The Life Aquatic with Steve Zissou

The Life Aquatic with Steve Zissou has received the worst reviews of Wes Anderson’s short career (which includes Bottle Rocket, the much-beloved Rushmore, and the Royal Tenenbaums). What has befallen Anderson in the press may or may not have something to do with his movie; there is generally a trend toward knocking directors who get a little too much critical praise. But it may be also be a response to the fact that Anderson is fearless in creating fantastic, strange and tragic films, often without regard for keeping the audience up to speed.
With Anderson it’s easy; you can get on his case for supposed insincerity and ironic detachment, for seemingly favoring set design over character development. It’s not uncommon for well-known directors to get knocked down a notch or two if they’ve made a string of well-received films and then try to do something totally different (witness what happened with Steven Soderbergh’s remake of Solaris: It was a fine film, mysterious and filled with excellent performances, but after the success of Traffic and Erin Brockovich, it was seen as too cerebral and too odd).
Like Quentin Tarantino, Anderson is a director that assembles his films from many sources, but because of his personal aesthetic, the parts are assembled into something completely different, beyond mere homage. In their respective outlines, Rushmore is indebted to The Graduate, and The Royal Tennenbaums borrows from The Magnificent Ambersons and Louis Malle’s The Fire Within. The Life Aquatic takes Jacques Cousteau’s films of undersea exploration as its obvious starting point. But like Anderson’s previous work, the tone is vastly different from the influence, to the point where a viewer could imagine the story being a creation of Anderson’s alone.

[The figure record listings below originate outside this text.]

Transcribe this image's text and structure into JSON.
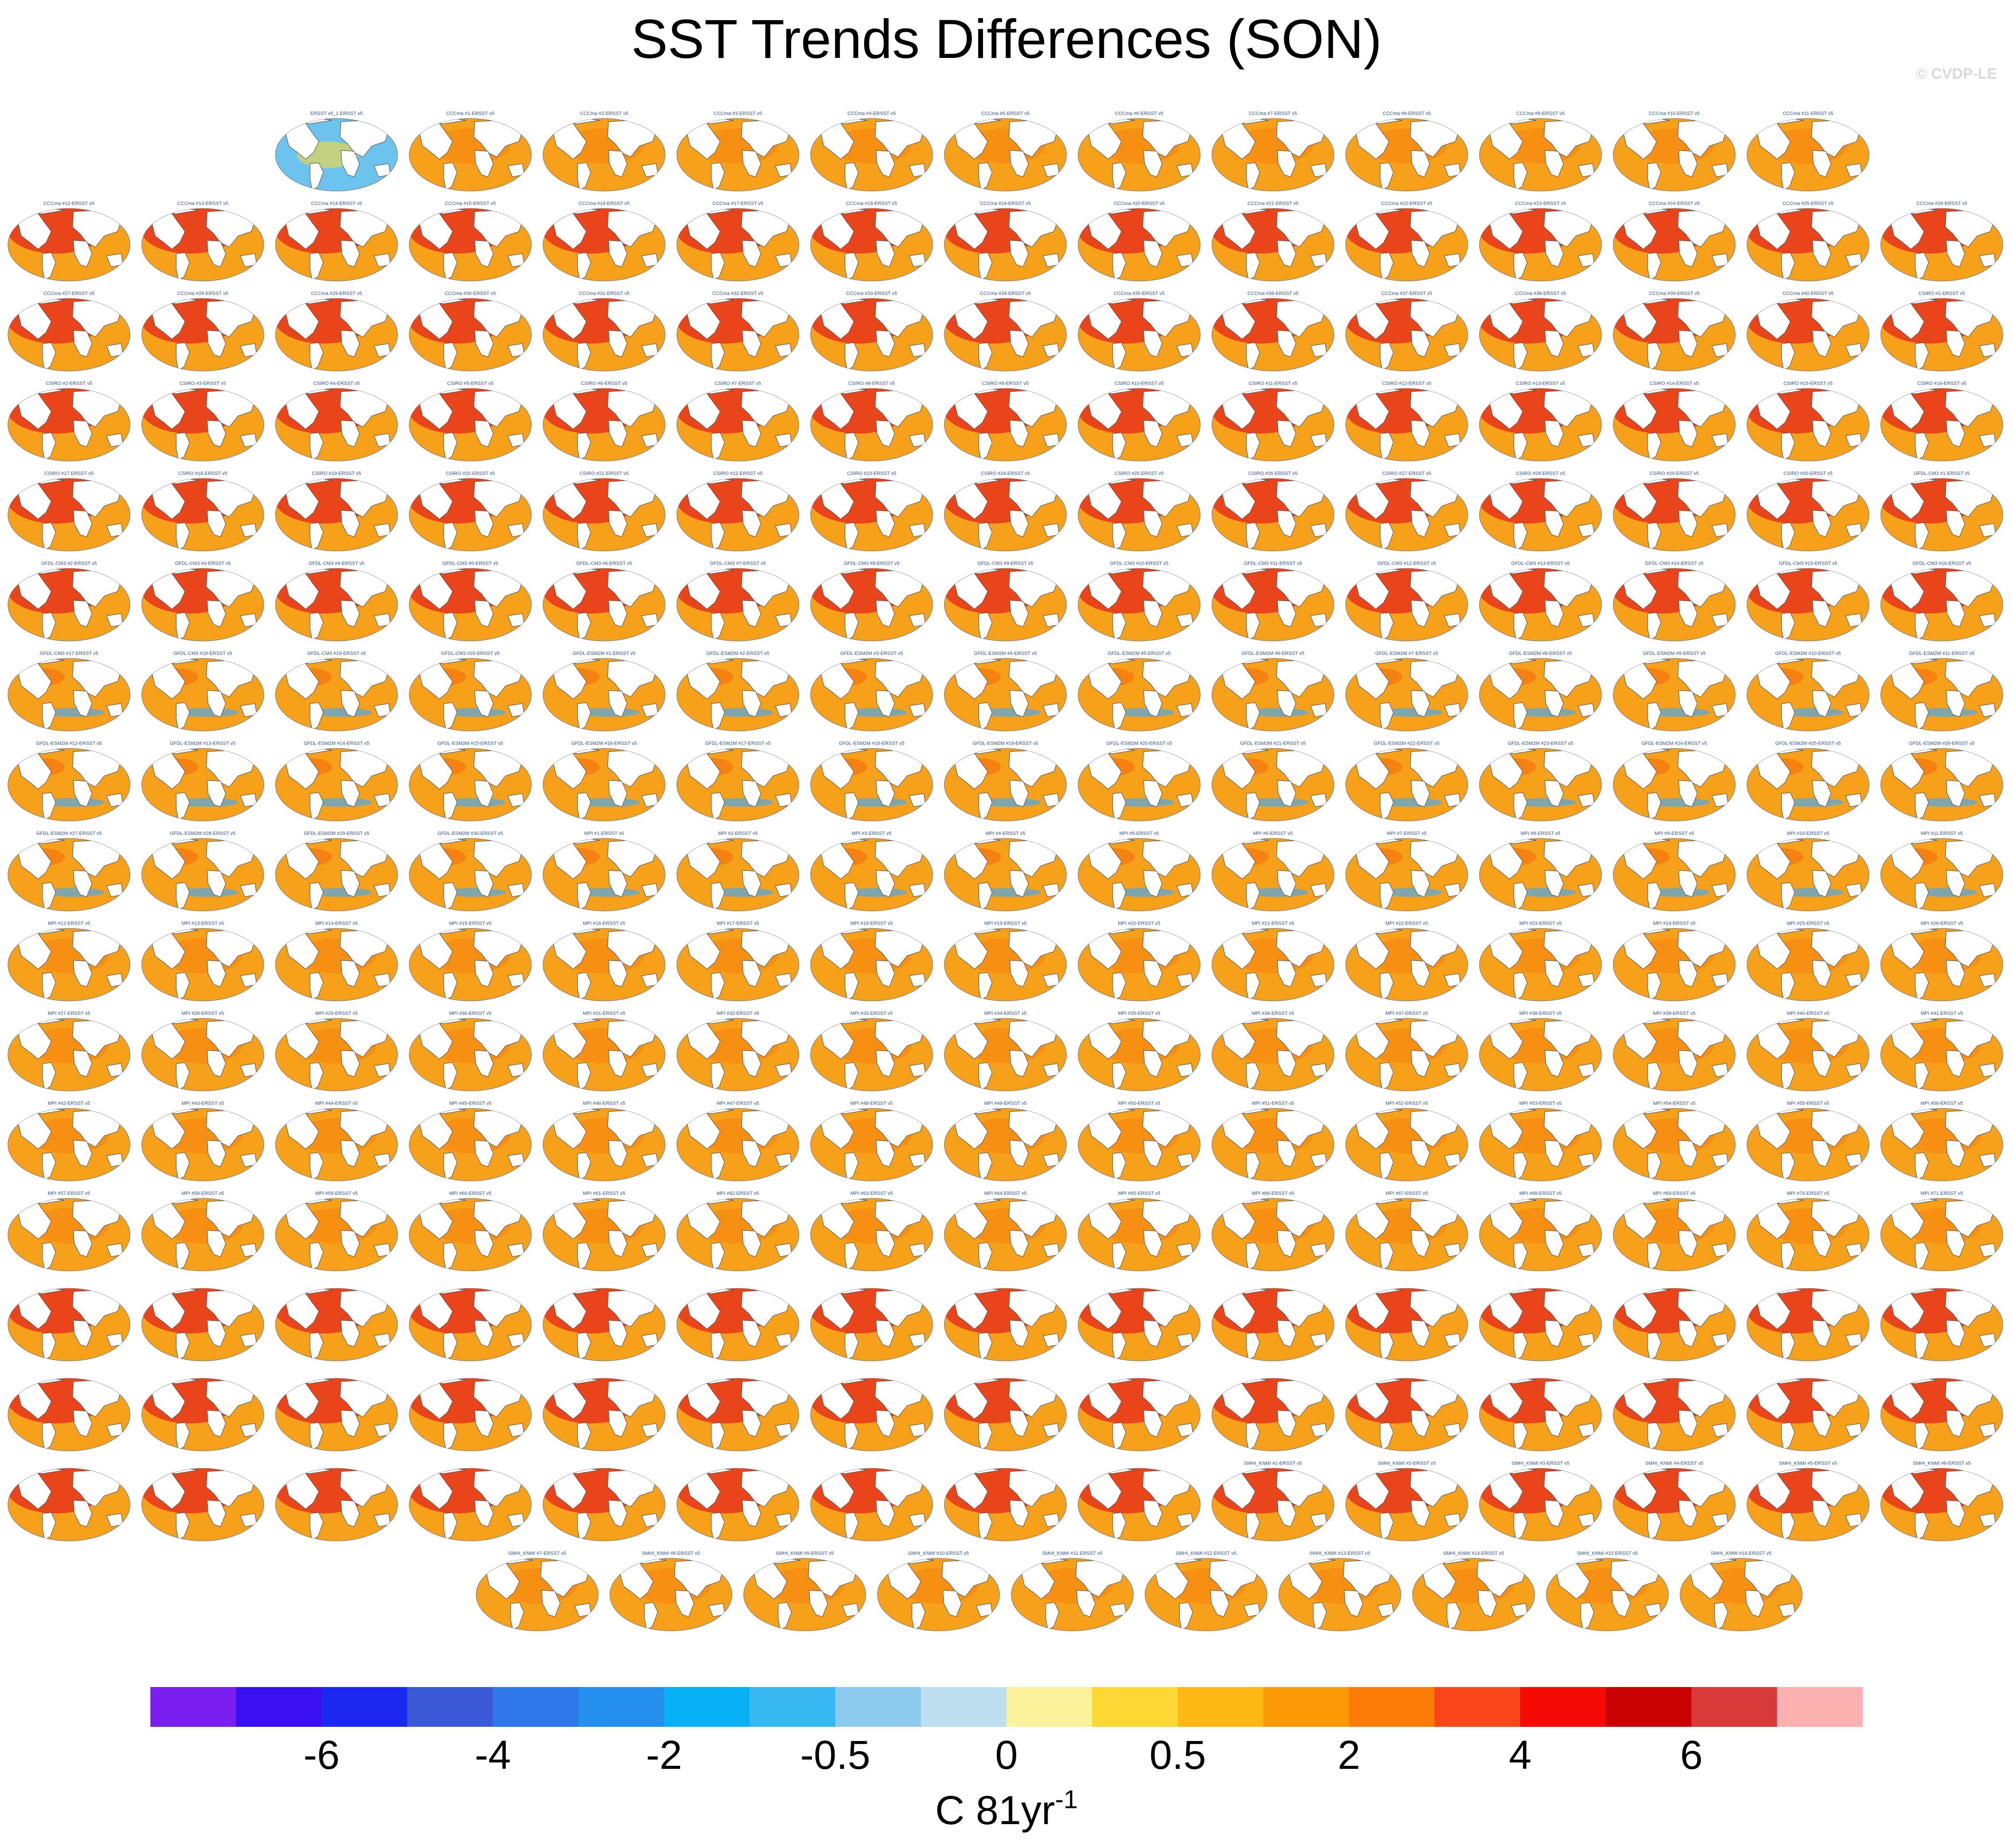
{
  "figure": {
    "title": "SST Trends Differences (SON)",
    "watermark": "© CVDP-LE"
  },
  "colors": {
    "ocean_warm": "#f7a11a",
    "ocean_hot": "#e8341c",
    "ocean_cool": "#6cc3ee",
    "land": "#ffffff",
    "coast": "#555555"
  },
  "chart_data": {
    "type": "heatmap",
    "title": "SST Trends Differences (SON)",
    "panel_type": "global map (Robinson projection)",
    "rows": [
      {
        "row": 1,
        "panels": [
          "ERSST v5_1-ERSST v5",
          "CCCma #1-ERSST v5",
          "CCCma #2-ERSST v5",
          "CCCma #3-ERSST v5",
          "CCCma #4-ERSST v5",
          "CCCma #5-ERSST v5",
          "CCCma #6-ERSST v5",
          "CCCma #7-ERSST v5",
          "CCCma #8-ERSST v5",
          "CCCma #9-ERSST v5",
          "CCCma #10-ERSST v5",
          "CCCma #11-ERSST v5"
        ]
      },
      {
        "row": 2,
        "panels": [
          "CCCma #12-ERSST v5",
          "CCCma #13-ERSST v5",
          "CCCma #14-ERSST v5",
          "CCCma #15-ERSST v5",
          "CCCma #16-ERSST v5",
          "CCCma #17-ERSST v5",
          "CCCma #18-ERSST v5",
          "CCCma #19-ERSST v5",
          "CCCma #20-ERSST v5",
          "CCCma #21-ERSST v5",
          "CCCma #22-ERSST v5",
          "CCCma #23-ERSST v5",
          "CCCma #24-ERSST v5",
          "CCCma #25-ERSST v5",
          "CCCma #26-ERSST v5"
        ]
      },
      {
        "row": 3,
        "panels": [
          "CCCma #27-ERSST v5",
          "CCCma #28-ERSST v5",
          "CCCma #29-ERSST v5",
          "CCCma #30-ERSST v5",
          "CCCma #31-ERSST v5",
          "CCCma #32-ERSST v5",
          "CCCma #33-ERSST v5",
          "CCCma #34-ERSST v5",
          "CCCma #35-ERSST v5",
          "CCCma #36-ERSST v5",
          "CCCma #37-ERSST v5",
          "CCCma #38-ERSST v5",
          "CCCma #39-ERSST v5",
          "CCCma #40-ERSST v5",
          "CSIRO #1-ERSST v5"
        ]
      },
      {
        "row": 4,
        "panels": [
          "CSIRO #2-ERSST v5",
          "CSIRO #3-ERSST v5",
          "CSIRO #4-ERSST v5",
          "CSIRO #5-ERSST v5",
          "CSIRO #6-ERSST v5",
          "CSIRO #7-ERSST v5",
          "CSIRO #8-ERSST v5",
          "CSIRO #9-ERSST v5",
          "CSIRO #10-ERSST v5",
          "CSIRO #11-ERSST v5",
          "CSIRO #12-ERSST v5",
          "CSIRO #13-ERSST v5",
          "CSIRO #14-ERSST v5",
          "CSIRO #15-ERSST v5",
          "CSIRO #16-ERSST v5"
        ]
      },
      {
        "row": 5,
        "panels": [
          "CSIRO #17-ERSST v5",
          "CSIRO #18-ERSST v5",
          "CSIRO #19-ERSST v5",
          "CSIRO #20-ERSST v5",
          "CSIRO #21-ERSST v5",
          "CSIRO #22-ERSST v5",
          "CSIRO #23-ERSST v5",
          "CSIRO #24-ERSST v5",
          "CSIRO #25-ERSST v5",
          "CSIRO #26-ERSST v5",
          "CSIRO #27-ERSST v5",
          "CSIRO #28-ERSST v5",
          "CSIRO #29-ERSST v5",
          "CSIRO #30-ERSST v5",
          "GFDL-CM3 #1-ERSST v5"
        ]
      },
      {
        "row": 6,
        "panels": [
          "GFDL-CM3 #2-ERSST v5",
          "GFDL-CM3 #3-ERSST v5",
          "GFDL-CM3 #4-ERSST v5",
          "GFDL-CM3 #5-ERSST v5",
          "GFDL-CM3 #6-ERSST v5",
          "GFDL-CM3 #7-ERSST v5",
          "GFDL-CM3 #8-ERSST v5",
          "GFDL-CM3 #9-ERSST v5",
          "GFDL-CM3 #10-ERSST v5",
          "GFDL-CM3 #11-ERSST v5",
          "GFDL-CM3 #12-ERSST v5",
          "GFDL-CM3 #13-ERSST v5",
          "GFDL-CM3 #14-ERSST v5",
          "GFDL-CM3 #15-ERSST v5",
          "GFDL-CM3 #16-ERSST v5"
        ]
      },
      {
        "row": 7,
        "panels": [
          "GFDL-CM3 #17-ERSST v5",
          "GFDL-CM3 #18-ERSST v5",
          "GFDL-CM3 #19-ERSST v5",
          "GFDL-CM3 #20-ERSST v5",
          "GFDL-ESM2M #1-ERSST v5",
          "GFDL-ESM2M #2-ERSST v5",
          "GFDL-ESM2M #3-ERSST v5",
          "GFDL-ESM2M #4-ERSST v5",
          "GFDL-ESM2M #5-ERSST v5",
          "GFDL-ESM2M #6-ERSST v5",
          "GFDL-ESM2M #7-ERSST v5",
          "GFDL-ESM2M #8-ERSST v5",
          "GFDL-ESM2M #9-ERSST v5",
          "GFDL-ESM2M #10-ERSST v5",
          "GFDL-ESM2M #11-ERSST v5"
        ]
      },
      {
        "row": 8,
        "panels": [
          "GFDL-ESM2M #12-ERSST v5",
          "GFDL-ESM2M #13-ERSST v5",
          "GFDL-ESM2M #14-ERSST v5",
          "GFDL-ESM2M #15-ERSST v5",
          "GFDL-ESM2M #16-ERSST v5",
          "GFDL-ESM2M #17-ERSST v5",
          "GFDL-ESM2M #18-ERSST v5",
          "GFDL-ESM2M #19-ERSST v5",
          "GFDL-ESM2M #20-ERSST v5",
          "GFDL-ESM2M #21-ERSST v5",
          "GFDL-ESM2M #22-ERSST v5",
          "GFDL-ESM2M #23-ERSST v5",
          "GFDL-ESM2M #24-ERSST v5",
          "GFDL-ESM2M #25-ERSST v5",
          "GFDL-ESM2M #26-ERSST v5"
        ]
      },
      {
        "row": 9,
        "panels": [
          "GFDL-ESM2M #27-ERSST v5",
          "GFDL-ESM2M #28-ERSST v5",
          "GFDL-ESM2M #29-ERSST v5",
          "GFDL-ESM2M #30-ERSST v5",
          "MPI #1-ERSST v5",
          "MPI #2-ERSST v5",
          "MPI #3-ERSST v5",
          "MPI #4-ERSST v5",
          "MPI #5-ERSST v5",
          "MPI #6-ERSST v5",
          "MPI #7-ERSST v5",
          "MPI #8-ERSST v5",
          "MPI #9-ERSST v5",
          "MPI #10-ERSST v5",
          "MPI #11-ERSST v5"
        ]
      },
      {
        "row": 10,
        "panels": [
          "MPI #12-ERSST v5",
          "MPI #13-ERSST v5",
          "MPI #14-ERSST v5",
          "MPI #15-ERSST v5",
          "MPI #16-ERSST v5",
          "MPI #17-ERSST v5",
          "MPI #18-ERSST v5",
          "MPI #19-ERSST v5",
          "MPI #20-ERSST v5",
          "MPI #21-ERSST v5",
          "MPI #22-ERSST v5",
          "MPI #23-ERSST v5",
          "MPI #24-ERSST v5",
          "MPI #25-ERSST v5",
          "MPI #26-ERSST v5"
        ]
      },
      {
        "row": 11,
        "panels": [
          "MPI #27-ERSST v5",
          "MPI #28-ERSST v5",
          "MPI #29-ERSST v5",
          "MPI #30-ERSST v5",
          "MPI #31-ERSST v5",
          "MPI #32-ERSST v5",
          "MPI #33-ERSST v5",
          "MPI #34-ERSST v5",
          "MPI #35-ERSST v5",
          "MPI #36-ERSST v5",
          "MPI #37-ERSST v5",
          "MPI #38-ERSST v5",
          "MPI #39-ERSST v5",
          "MPI #40-ERSST v5",
          "MPI #41-ERSST v5"
        ]
      },
      {
        "row": 12,
        "panels": [
          "MPI #42-ERSST v5",
          "MPI #43-ERSST v5",
          "MPI #44-ERSST v5",
          "MPI #45-ERSST v5",
          "MPI #46-ERSST v5",
          "MPI #47-ERSST v5",
          "MPI #48-ERSST v5",
          "MPI #49-ERSST v5",
          "MPI #50-ERSST v5",
          "MPI #51-ERSST v5",
          "MPI #52-ERSST v5",
          "MPI #53-ERSST v5",
          "MPI #54-ERSST v5",
          "MPI #55-ERSST v5",
          "MPI #56-ERSST v5"
        ]
      },
      {
        "row": 13,
        "panels": [
          "MPI #57-ERSST v5",
          "MPI #58-ERSST v5",
          "MPI #59-ERSST v5",
          "MPI #60-ERSST v5",
          "MPI #61-ERSST v5",
          "MPI #62-ERSST v5",
          "MPI #63-ERSST v5",
          "MPI #64-ERSST v5",
          "MPI #65-ERSST v5",
          "MPI #66-ERSST v5",
          "MPI #67-ERSST v5",
          "MPI #68-ERSST v5",
          "MPI #69-ERSST v5",
          "MPI #70-ERSST v5",
          "MPI #71-ERSST v5"
        ]
      },
      {
        "row": 14,
        "panels": [
          "",
          "",
          "",
          "",
          "",
          "",
          "",
          "",
          "",
          "",
          "",
          "",
          "",
          "",
          ""
        ]
      },
      {
        "row": 15,
        "panels": [
          "",
          "",
          "",
          "",
          "",
          "",
          "",
          "",
          "",
          "",
          "",
          "",
          "",
          "",
          ""
        ]
      },
      {
        "row": 16,
        "panels": [
          "",
          "",
          "",
          "",
          "",
          "",
          "",
          "",
          "",
          "SMHI_KNMI #1-ERSST v5",
          "SMHI_KNMI #2-ERSST v5",
          "SMHI_KNMI #3-ERSST v5",
          "SMHI_KNMI #4-ERSST v5",
          "SMHI_KNMI #5-ERSST v5",
          "SMHI_KNMI #6-ERSST v5"
        ]
      },
      {
        "row": 17,
        "panels": [
          "SMHI_KNMI #7-ERSST v5",
          "SMHI_KNMI #8-ERSST v5",
          "SMHI_KNMI #9-ERSST v5",
          "SMHI_KNMI #10-ERSST v5",
          "SMHI_KNMI #11-ERSST v5",
          "SMHI_KNMI #12-ERSST v5",
          "SMHI_KNMI #13-ERSST v5",
          "SMHI_KNMI #14-ERSST v5",
          "SMHI_KNMI #15-ERSST v5",
          "SMHI_KNMI #16-ERSST v5"
        ]
      }
    ],
    "panel_style": {
      "obs_cool": [
        1
      ],
      "cccma_csiro_gfdlcm3_hot": [
        2,
        3,
        4,
        5,
        6
      ],
      "gfdl_esm2m_mixed": [
        7,
        8,
        9
      ],
      "mpi_warm": [
        9,
        10,
        11,
        12,
        13
      ],
      "hot_north": [
        14,
        15,
        16
      ]
    },
    "colorbar": {
      "colors": [
        "#7b1ff0",
        "#3a10f0",
        "#1a28f0",
        "#3c5ad8",
        "#2f78ea",
        "#2590f0",
        "#08b0f5",
        "#38b8f0",
        "#8ccaee",
        "#bedff0",
        "#fdf29c",
        "#fdd835",
        "#fdb813",
        "#fb9a06",
        "#fb7b06",
        "#f8461a",
        "#f50a06",
        "#cb0202",
        "#d83a3a",
        "#fcb1b1"
      ],
      "tick_labels": [
        "-6",
        "-4",
        "-2",
        "-0.5",
        "0",
        "0.5",
        "2",
        "4",
        "6"
      ],
      "unit_base": "C 81yr",
      "unit_exp": "-1"
    }
  }
}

Each of those films involve characters that seem to stand outside obvious trends and time periods; although they are ostensibly set in the present, there are the trappings of the past, from the songs on their soundtracks to the general lack of discussion of anything topical. The set design is always meticulous, like a dollhouse.

Anderson is working from a very childlike place, in which people may grow up, they may achieve great things, but they still retain many of the juvenile impulses that have always driven them. Zissou may have been a hero to many young people, but in many ways he’s as much of a kid (or at least as immature) as they are.

The plot of The Life Aquatic involves Zissou’s mission to kill the rare and possibly endangered jaguar shark who devoured his partner on camera. Zissou is an ocean explorer in the Jacques Cousteau mode, and it’s quickly evident that his last few films have been greeted with an increasing lack of enthusiasm, if not disdain. He has surrounded himself with a crew that includes a faithful sidekick (Willem Dafoe, in a poignantly hilarious role), a singer who covers David Bowie songs in Portuguese (Seu Jorge), a magazine reporter who admires Zissou but is definitely not writing a puff piece (Cate Blanchett) and a longtime fan who may or may not be his illegitimate son (Owen Wilson). They pile into the Belafonte, a craft with everything from an editing room to a recording studio that appears to have been in need of serious repairs for decades. A better funded, infinitely smarmier ocean explorer (Jeff Goldblum) has sucked up much of Zissou’s funding, and has even stolen his wife (a perfectly disdainful but somehow caring Anjelica Huston).

The Life Aquatic is a child’s adventure, undertaken by people who are too old, and know they are too old, for such excursions. When pirates who kidnap the bond company employee hired to oversee the production of Zissou’s film, the crewmembers undertake a rescue mission, and end up saving Goldblum as well. Throughout the rescue, there is a notable lack of danger, as if these were children playing in the neighborhood; perhaps Zissou is so hopeless he doesn’t care what happens, and is merely going along with the rescue out of a sense that he must act heroic, being the leader and all.

Bill Murray is in virtually every scene in the film, and he has perfected the line between comedy and tragedy that works so well with Anderson’s aesthetic. Even as his Zissou is flattered and caring toward his “son’s” presence, he is still too proud and too arrogant not to admonish him for making a good point in front of a magazine reporter; he doesn’t want anyone else getting the good lines. Yet the look on his face when he is watching his partner being eaten onscreen is priceless: He’s also on the way down, and he knows it.

But it’s the mixture of irony, comedy and tragedy that is pervasive throughout Anderson’s dialogue that can leave some viewers absolutely cold. Indeed, as much as I found to admire, I am not sure that The Life Aquatic is altogether a success. When I was watching the film in the theater, a strange thing was happening: people were laughing when they thought they were supposed to be laughing, even in moments I found wrenching. Anderson is clearly following his own muse, and it’s a potent one, but that doesn’t mean everyone is on his wavelength.

Still, there are moments of real majesty. There is a scene at the very end of the film, in which the crew is descending to the bottom of the ocean in a cramped yellow submarine. As the crewmembers look out the windows, they are greeted by strange and beautiful sea life, and their faces light up. And then, in the dark recesses they finally see the gigantic, illuminated jaguar shark. Zissou’s face breaks through his stoned haze, and he realizes that his dreams are not lost. He’s the kid who has just seen the most amazing thing.